< Explain other AI papers

Optimus-1: Hybrid Multimodal Memory Empowered Agents Excel in Long-Horizon Tasks

Zaijing Li, Yuquan Xie, Rui Shao, Gongwei Chen, Dongmei Jiang, Liqiang Nie

2024-08-08

Optimus-1: Hybrid Multimodal Memory Empowered Agents Excel in Long-Horizon Tasks

Summary

This paper introduces Optimus-1, a new type of AI agent designed to handle complex tasks that require long-term planning and understanding of the world around it.

What's the problem?

Many existing AI agents struggle with long-horizon tasks, which are tasks that take a long time to complete and require reasoning over extended periods.
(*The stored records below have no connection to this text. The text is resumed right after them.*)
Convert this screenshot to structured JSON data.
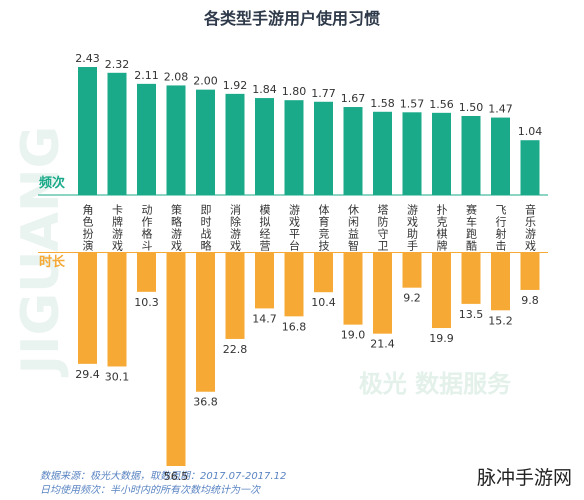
{
  "chart_data": [
    {
      "type": "bar",
      "title": "各类型手游用户使用习惯",
      "label": "频次",
      "color": "#1aaa8a",
      "direction": "up",
      "categories": [
        "角色扮演",
        "卡牌游戏",
        "动作格斗",
        "策略游戏",
        "即时战略",
        "消除游戏",
        "模拟经营",
        "游戏平台",
        "体育竞技",
        "休闲益智",
        "塔防守卫",
        "游戏助手",
        "扑克棋牌",
        "赛车跑酷",
        "飞行射击",
        "音乐游戏"
      ],
      "values": [
        2.43,
        2.32,
        2.11,
        2.08,
        2.0,
        1.92,
        1.84,
        1.8,
        1.77,
        1.67,
        1.58,
        1.57,
        1.56,
        1.5,
        1.47,
        1.04
      ],
      "value_labels": [
        "2.43",
        "2.32",
        "2.11",
        "2.08",
        "2.00",
        "1.92",
        "1.84",
        "1.80",
        "1.77",
        "1.67",
        "1.58",
        "1.57",
        "1.56",
        "1.50",
        "1.47",
        "1.04"
      ]
    },
    {
      "type": "bar",
      "label": "时长",
      "color": "#f7a935",
      "direction": "down",
      "values": [
        29.4,
        30.1,
        10.3,
        56.5,
        36.8,
        22.8,
        14.7,
        16.8,
        10.4,
        19.0,
        21.4,
        9.2,
        19.9,
        13.5,
        15.2,
        9.8
      ],
      "value_labels": [
        "29.4",
        "30.1",
        "10.3",
        "56.5",
        "36.8",
        "22.8",
        "14.7",
        "16.8",
        "10.4",
        "19.0",
        "21.4",
        "9.2",
        "19.9",
        "13.5",
        "15.2",
        "9.8"
      ]
    }
  ],
  "footnotes": [
    "数据来源：极光大数据，取数周期：2017.07-2017.12",
    "日均使用频次：半小时内的所有次数均统计为一次"
  ],
  "watermarks": [
    "JIGUANG",
    "极光 数据服务",
    "脉冲手游网"
  ]
}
This difficulty often arises because these agents lack the necessary knowledge about the world and experience to guide them through these complex challenges.

What's the solution?

To solve this problem, the authors developed a Hybrid Multimodal Memory module for Optimus-1. This module includes two key components: a Hierarchical Directed Knowledge Graph (HDKG) that helps the agent learn and represent world knowledge, and an Abstracted Multimodal Experience Pool (AMEP) that summarizes past experiences. By combining these elements, Optimus-1 can plan and reflect on tasks more effectively, making it capable of completing long-horizon tasks in environments like Minecraft. The model has shown significantly better performance compared to other agents in various benchmarks.

Why it matters?

This research is important because it represents a significant step towards creating AI systems that can operate more like humans, handling complex tasks that require both knowledge and experience. By improving how agents learn and remember information, Optimus-1 could lead to advancements in fields such as robotics, gaming, and any area where long-term planning is crucial.

Abstract

Building a general-purpose agent is a long-standing vision in the field of artificial intelligence. Existing agents have made remarkable progress in many domains, yet they still struggle to complete long-horizon tasks in an open world. We attribute this to the lack of necessary world knowledge and multimodal experience that can guide agents through a variety of long-horizon tasks. In this paper, we propose a Hybrid Multimodal Memory module to address the above challenges. It 1) transforms knowledge into Hierarchical Directed Knowledge Graph that allows agents to explicitly represent and learn world knowledge, and 2) summarises historical information into Abstracted Multimodal Experience Pool that provide agents with rich references for in-context learning. On top of the Hybrid Multimodal Memory module, a multimodal agent, Optimus-1, is constructed with dedicated Knowledge-guided Planner and Experience-Driven Reflector, contributing to a better planning and reflection in the face of long-horizon tasks in Minecraft. Extensive experimental results show that Optimus-1 significantly outperforms all existing agents on challenging long-horizon task benchmarks, and exhibits near human-level performance on many tasks. In addition, we introduce various Multimodal Large Language Models (MLLMs) as the backbone of Optimus-1. Experimental results show that Optimus-1 exhibits strong generalization with the help of the Hybrid Multimodal Memory module, outperforming the GPT-4V baseline on many tasks.